No doubt you'll think I'm playing "word games", but the specific
possibility of passing an actual array value rather than a pointer
value to printf has been discussed in this thread.

My compiler conforms to C99. It will compile C89 code without any
problems and nit conforms fully to the C89 standard also. The only
"problem" is that it does NOT emit diagnostics when it sees a C99
syntax. It will correctly compile C99 constructs without emitting
any diagnostic.

You've said that there are some "unimportant" features of C99 that
lcc-win does not yet implement. Are you saying that's no longer the
case? Does lcc-win FULLY CONFORM to C99? For example, do variadic
macros work? If so, that's great news.

As for C89 conformance, are the diagnostics required by the standard
also "unimportant"? They're quite important to some of us.

How does lcc-win handle this program?

#include <stdio.h>
int main(void)
{
int restrict = 6;
int inline = 7;
printf("%d\n", restrict * inline);
return 0;
}

Pedans in this group like to say then that "it doesn't conform to any
standard" since they are just that

PEDANTS

Yes, because we are pedants and because it's a true statement.

Correct.



Obviously if I have something correct it can ONLY be a coincidence,
since I am unable to produce anything correct since I am a jerk
by definition.

Quite a clear logic isn't it?

These people are unable to think clearly beyond their pedantics ramblings

Did you notice the word "suspect"? I notice that you don't attempt to
refute his statement, just ridicule him personally.

 

[Keith Thompson]

It's been pointed out to me in e-mail that the original code passes the
array to printf which then attempts to access it after the next sequence
point (which would be the one right before the call), so it actually
*is* undefined behavior in C99, despite the support for non-lvalue
arrays.
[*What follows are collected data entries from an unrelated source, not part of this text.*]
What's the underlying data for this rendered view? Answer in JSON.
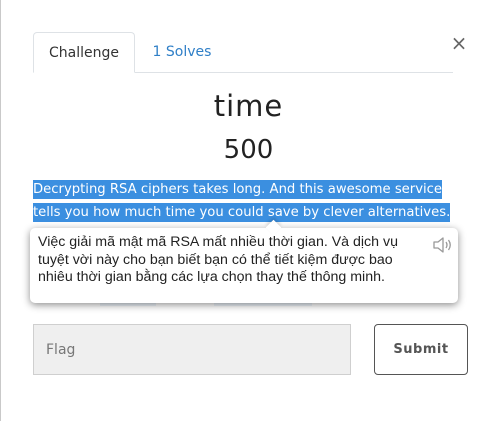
{
  "tabs": [
    {
      "label": "Challenge"
    },
    {
      "label": "1 Solves"
    }
  ],
  "close_glyph": "×",
  "challenge": {
    "name": "time",
    "points": "500",
    "description": "Decrypting RSA ciphers takes long. And this awesome service tells you how much time you could save by clever alternatives."
  },
  "translation_tooltip": {
    "text": "Việc giải mã mật mã RSA mất nhiều thời gian. Và dịch vụ tuyệt vời này cho bạn biết bạn có thể tiết kiệm được bao nhiêu thời gian bằng các lựa chọn thay thế thông minh.",
    "icon": "speaker-icon"
  },
  "flag_input": {
    "placeholder": "Flag",
    "value": ""
  },
  "submit_label": "Submit",
  "colors": {
    "highlight": "#3b8fe0",
    "link": "#2f7fc7",
    "input_bg": "#efefef"
  }
}
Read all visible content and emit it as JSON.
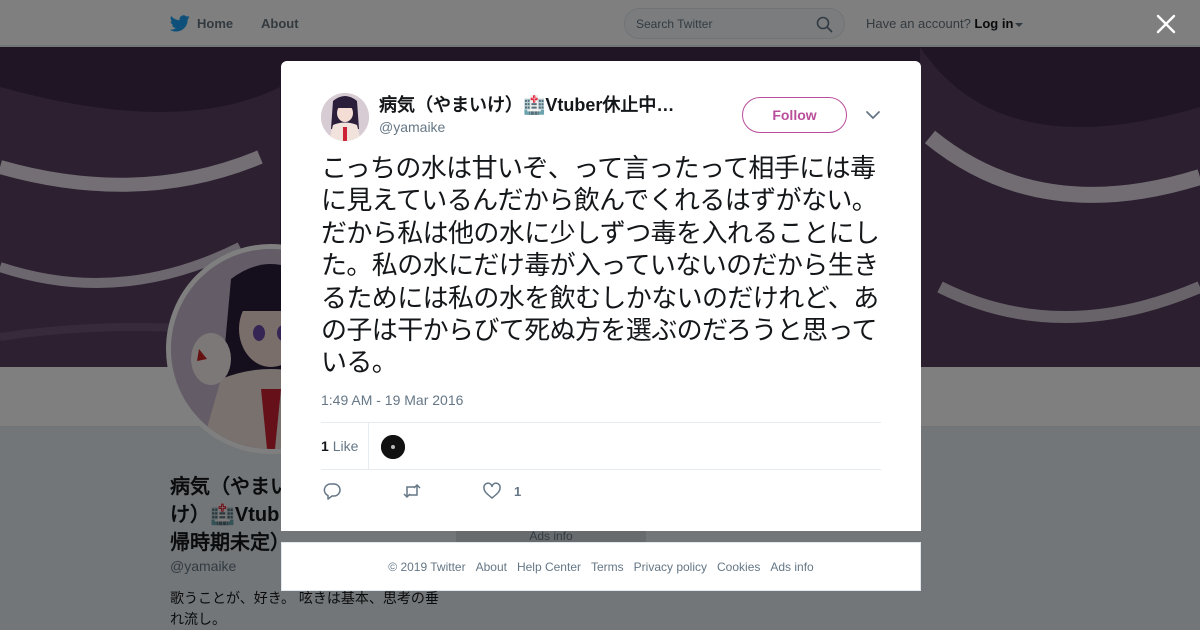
{
  "nav": {
    "home_label": "Home",
    "about_label": "About",
    "search_placeholder": "Search Twitter",
    "account_prompt": "Have an account?",
    "login_label": "Log in"
  },
  "profile": {
    "name": "病気（やまいけ）🏥Vtuber休止中（復帰時期未定）",
    "name_shown": "病気（やまい\nけ）🏥Vtub\n帰時期未定）",
    "handle": "@yamaike",
    "bio": "歌うことが、好き。 呟きは基本、思考の垂れ流し。",
    "ads_info": "Ads info"
  },
  "tweet": {
    "author_name": "病気（やまいけ）🏥Vtuber休止中…",
    "author_handle": "@yamaike",
    "follow_label": "Follow",
    "text": "こっちの水は甘いぞ、って言ったって相手には毒に見えているんだから飲んでくれるはずがない。だから私は他の水に少しずつ毒を入れることにした。私の水にだけ毒が入っていないのだから生きるためには私の水を飲むしかないのだけれど、あの子は干からびて死ぬ方を選ぶのだろうと思っている。",
    "timestamp": "1:49 AM - 19 Mar 2016",
    "like_count": "1",
    "like_label": "Like",
    "action_like_count": "1"
  },
  "footer": {
    "links": [
      "© 2019 Twitter",
      "About",
      "Help Center",
      "Terms",
      "Privacy policy",
      "Cookies",
      "Ads info"
    ]
  },
  "colors": {
    "twitter_blue": "#1da1f2",
    "profile_accent": "#b94e9a",
    "muted_text": "#657786",
    "overlay": "rgba(0,0,0,0.5)"
  },
  "icons": [
    "twitter-bird-icon",
    "search-icon",
    "caret-down-icon",
    "close-icon",
    "chevron-down-icon",
    "reply-icon",
    "retweet-icon",
    "heart-icon"
  ]
}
The current rules in C1X say the temporary object exists until
the end of the full expression that creates it, which does make it well
defined. As has been pointed out elsethread, there's no guarantee that
those rules won't change, although I sincerely doubt that they're going
to go away completely.

Where does C99 say that the array may be accessed *before* the next
sequence point?

 

[Antoninus Twink]

IDIOT.

Ah, it's good to know that reasoned debate isn't dead.